Abe who since his story had sat with a sad face looking into the fire now leaned forward, his elbows on his knees, and shook his head with interest while his gray eyes took on a look of animation. The diary speaks often of the "veil of sadness" on his face.

"He is a very great man," Abe exclaimed.

"Have you learned that last noble flight of his in the reply to Hayne as you promised?" Kelso asked.

"I have," said Abe, "and the other day when I was tramping back from Bowlin Green's I came across a drove of cattle and stopped and gave it to them. They all let go of the grass and stood looking. By an' by the bull thought he'd stood it as long as he could an' bellered back at me."

"Good! Now stand up and let us see how you imitate the great chief of the Whig clan," said Kelso.

The lank and awkward youth rose and began to speak the lines in a high pitched voice that trembled with excitement. It lowered and steadied and rang out like noble music on a well played trumpet as the channel of his spirit filled with the mighty current of the orator's passion. Then, indeed, the words fell from his lips "like the winter snows."

"They shook our hearts as the wind shakes the branches of a tree," Samson writes in his diary. "The lean, bony body of the boy was transfigured and as I looked at his face in the firelight I thought it was handsome.

"Not a word was spoken for a minute after he sat down. I had got my first look at Lincoln. I had seen his soul. I think it was then I began to realize that a man was being made among us 'more precious than fine gold; even a man more precious than the golden wedge of Ophir.'"

The Doctor gazed in silence at the boy. Kelso sat with both hands in his pockets and his chin upon his breast looking solemnly into the fire.

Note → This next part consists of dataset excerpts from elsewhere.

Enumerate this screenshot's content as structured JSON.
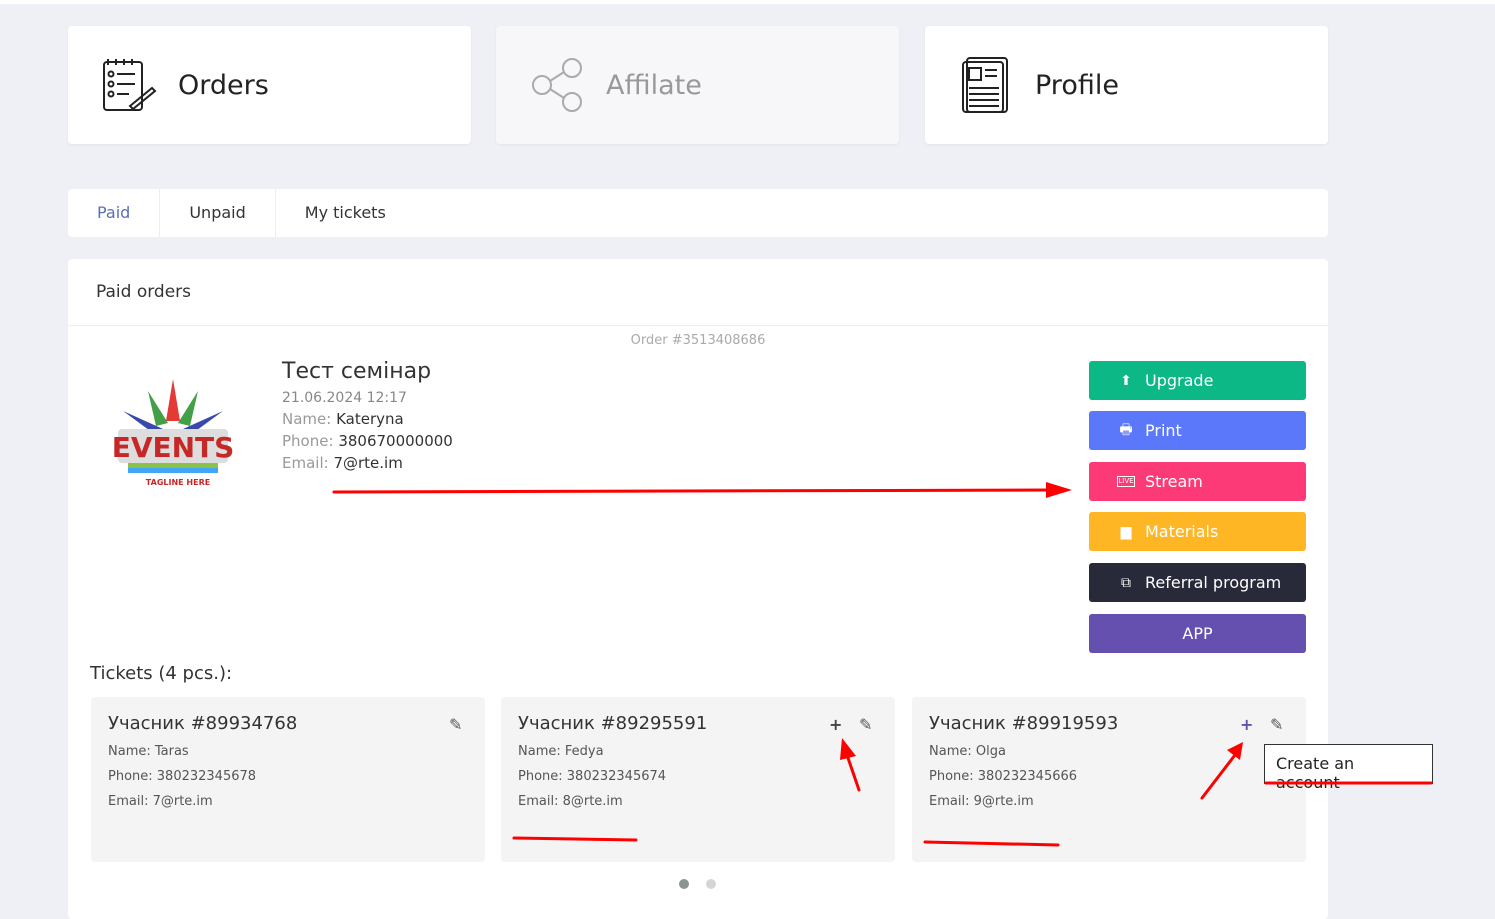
{
  "nav_cards": [
    {
      "label": "Orders",
      "icon": "orders-checklist-icon"
    },
    {
      "label": "Affilate",
      "icon": "affiliate-network-icon"
    },
    {
      "label": "Profile",
      "icon": "profile-document-icon"
    }
  ],
  "tabs": [
    {
      "label": "Paid",
      "active": true
    },
    {
      "label": "Unpaid"
    },
    {
      "label": "My tickets"
    }
  ],
  "panel": {
    "title": "Paid orders",
    "order": {
      "number": "Order #3513408686",
      "title": "Тест семінар",
      "date": "21.06.2024 12:17",
      "name_label": "Name:",
      "name": "Kateryna",
      "phone_label": "Phone:",
      "phone": "380670000000",
      "email_label": "Email:",
      "email": "7@rte.im"
    },
    "buttons": [
      {
        "label": "Upgrade",
        "color": "#0cb886",
        "icon": "arrow-up-icon"
      },
      {
        "label": "Print",
        "color": "#5b78fb",
        "icon": "printer-icon"
      },
      {
        "label": "Stream",
        "color": "#fd3a78",
        "icon": "live-icon"
      },
      {
        "label": "Materials",
        "color": "#feb624",
        "icon": "folder-icon"
      },
      {
        "label": "Referral program",
        "color": "#282a3a",
        "icon": "referral-puzzle-icon"
      },
      {
        "label": "APP",
        "color": "#6550af"
      }
    ],
    "tickets_label": "Tickets (4 pcs.):",
    "tickets": [
      {
        "title": "Учасник #89934768",
        "name": "Name: Taras",
        "phone": "Phone: 380232345678",
        "email": "Email: 7@rte.im"
      },
      {
        "title": "Учасник #89295591",
        "name": "Name: Fedya",
        "phone": "Phone: 380232345674",
        "email": "Email: 8@rte.im"
      },
      {
        "title": "Учасник #89919593",
        "name": "Name: Olga",
        "phone": "Phone: 380232345666",
        "email": "Email: 9@rte.im"
      }
    ],
    "tooltip": "Create an account",
    "carousel": {
      "pages": 2,
      "current": 1
    }
  }
}
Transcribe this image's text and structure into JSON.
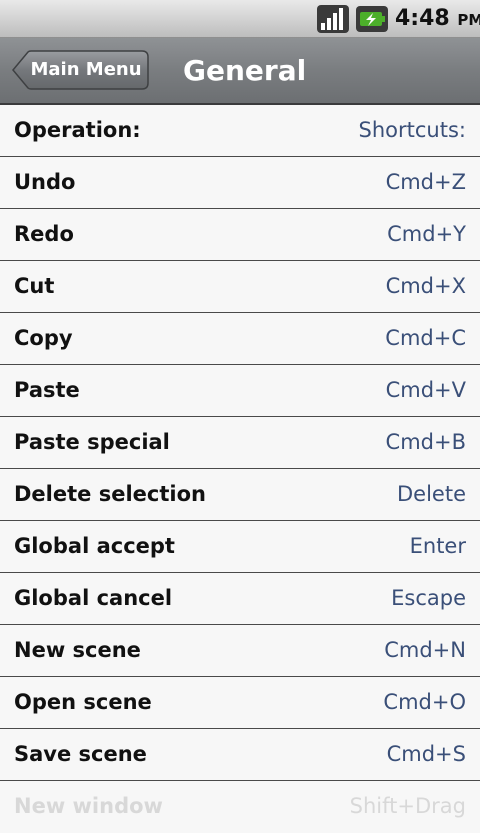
{
  "status_bar": {
    "time": "4:48",
    "ampm": "PM"
  },
  "nav": {
    "back_label": "Main Menu",
    "title": "General"
  },
  "header_row": {
    "operation": "Operation:",
    "shortcut": "Shortcuts:"
  },
  "rows": [
    {
      "operation": "Undo",
      "shortcut": "Cmd+Z"
    },
    {
      "operation": "Redo",
      "shortcut": "Cmd+Y"
    },
    {
      "operation": "Cut",
      "shortcut": "Cmd+X"
    },
    {
      "operation": "Copy",
      "shortcut": "Cmd+C"
    },
    {
      "operation": "Paste",
      "shortcut": "Cmd+V"
    },
    {
      "operation": "Paste special",
      "shortcut": "Cmd+B"
    },
    {
      "operation": "Delete selection",
      "shortcut": "Delete"
    },
    {
      "operation": "Global accept",
      "shortcut": "Enter"
    },
    {
      "operation": "Global cancel",
      "shortcut": "Escape"
    },
    {
      "operation": "New scene",
      "shortcut": "Cmd+N"
    },
    {
      "operation": "Open scene",
      "shortcut": "Cmd+O"
    },
    {
      "operation": "Save scene",
      "shortcut": "Cmd+S"
    }
  ],
  "partial_row": {
    "operation": "New window",
    "shortcut": "Shift+Drag"
  },
  "colors": {
    "shortcut_text": "#3a4f78",
    "battery_green": "#4caf2a",
    "nav_gradient_top": "#8f9295"
  },
  "icons": {
    "signal": "signal-strength-icon",
    "battery": "battery-charging-icon"
  }
}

"Thank you, Abe," he said in a low voice. "Something unusual has happened and I'm just a little scared."

"Why?" Abe asked.

"For fear somebody will spoil it with another hog story. I'm a little afraid of anything I can say. I would venture this, that the man Webster is a prophet. In his Plymouth address he hears receding into never returning distance the clank of chains and all the horrid din of slavery. It will come true."

"Do you think so?" Abe asked.

"Surely—there are so many of us who hate it. These Yankees hate it and they and their children are scattering all over the midlands. Their spirit will guide the West. The love of Liberty is the salt of their blood and the marrow of their bones. Liberty means freedom for all. Wait until these babies, coming out here by the wagon load, have grown to manhood. Slavery will have to reckon with them."

"I hate it too," said Abe. "Down the Mississippi I have seen men and women sold like oxen. If I live I'm going to hit that thing on the head some day."

"Do you still want to be a lawyer?" Kelso asked.

"Yes, but sometimes I think I'd make a better blacksmith," said Abe.

"I believe you'd do better with the hammer of argument."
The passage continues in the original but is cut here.